A imensa verdade é que essa criação de uma rotina ajudou pra caralho, no entanto não posso ficar o tempo todo fazendo alguma coisa, tem momentos que preciso de uma dose de ócio pra aflorar a criatividade, foi numa dessas que eu chamei Bethina pra pedalar no parque depois do trabalho na sexta. Ela quis reclamar mas acho que a exaustão a fez aceitar. Claro que eu não tinha a menor vontade de ficar andando a esmo nas ciclovias e sim achar um banco, respirar um pouco de ar puro...
- Sabê, Bê - Era curioso como o parque estava tão vazio, achar um lugar pra sentar foi extremamente fácil - Às vezes acho que eu tô atrapalhando a sua vida.
- Às vezes você fala umas bobagens - Ela sorriu me olhando de canto - Mas vamos ver, por que você acha isso?
- Ah sei lá - Respirei fundo tentando fugir daqueles olhos - Sou uma criatura meio bizarra ainda... estou na fronteira do que eu sou e quero ser...
- E...?
- E isso atrapalha sua vida cara, você merece alguém mais centrado, mais certo das ideias e não essa...
Não tive como continuar. Bethina puxou meu rosto e me deu um beijo tão apaixonado que não sei como contive a inundação de lágrimas dentro das pálpebras, de repente todo aquele diálogo, todas as minhas palavras, todo o parque, a Metrópole, o país, o planeta, o universo e toda a criação deixaram de existir e só nós duas estávamos ali, não poderia precisar quanto tempo durou, mas foi o suficiente para fazer qualquer núvem que pairava em meu pensamento ficar seriamente desnorteada.
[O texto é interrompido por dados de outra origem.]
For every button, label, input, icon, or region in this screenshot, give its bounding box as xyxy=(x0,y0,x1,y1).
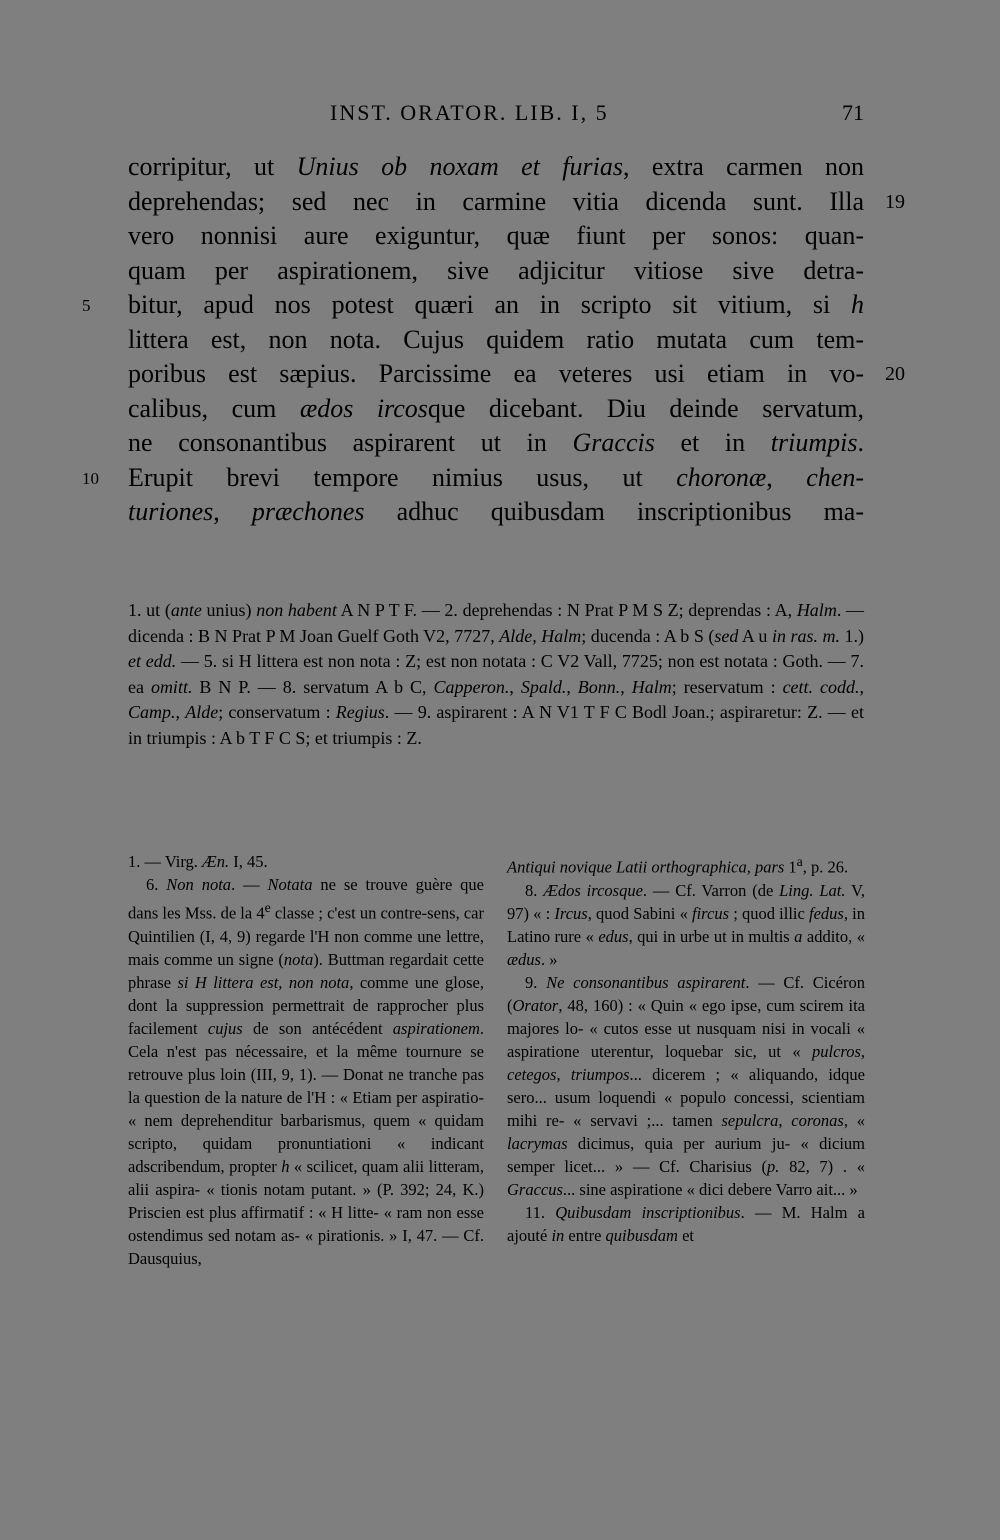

- Sabe qual o seu problema Fê? - Não consegui responder, apenas fiz a negativa com o queixo - Você pensa demais... lembra o dia que você comprou sua primeira saia?
- L-lembro - A lágrima escorreu - Eu já te contei essa história?
- Não, mas eu sou hacker e achei teu blog velho.
- Olha ela - Enxuguei a lágrima - Continue.
- Então... Você teve a decisão, foi lá, comprou, pagou e quando ela chegou pelo correio você se sentiu a pessoa mais realizada do mundo, nada importava, sem passado, sem futuro... só aquele ventinho frio por baixo e a sensação de liberdade... - As lágrimas voltaram - Me diz, as saias seguintes foram tão prazerosas quanto essa?
- Não tanto... não vou dizer que virou algo normal, porque ainda me dá certos calafrios entrar em uma loja e comprar algo pra minha sobrinha, afilhada ou até mesmo noiva...
- Noiva? - Bethina me deu um tapa no braço - A senhorita anda me traindo é?
- Não! - Corei de leve - É só...
- Eu sei boba. - Pausamos um instante - E que você não quer entrar em uma loja e dizer que é pra você? Poder experimentar... me diz, quantas vezes você comprou o tamanho errado e teve que voltar na loja pra trocar?
- Poucas...
- A maioria você aceita a derrota e joga a peça no canto e na primeira doação de natal você se livra delas, tô ligada.
- Nossa... você tem um jeitinho tão cínico de falar essas coisas...
- Você diz cínico e eu digo verdadeira... agora 'bora pra casa.
Eu estava ali durante todo o trajeto até em casa, eu respondia, falava mas não me sentia aqui, tudo estava martelando dentro da cabeça. Ela tinha razão. Perdi no par ou ímpar e ela escolheu que eu fosse tomar banho primeiro. Acho que ela já esperava essa reação minha e por isso me fez confrontar o espelho. Cá estava eu vendo meu reflexo, cabelo solto, rosto afinando, seios já despontando e ereções quase nulas... e talvez fosse isso aí, esse é o objetivo que eu, desde aquela primeira vez que vi a possibilidade de me montar e agora a oportunidade real de me tornar a mulher que sempre quis ser. Respirei fundo e entrei debaixo do chuveiro enquanto o cheiro de comida vinha da cozinha.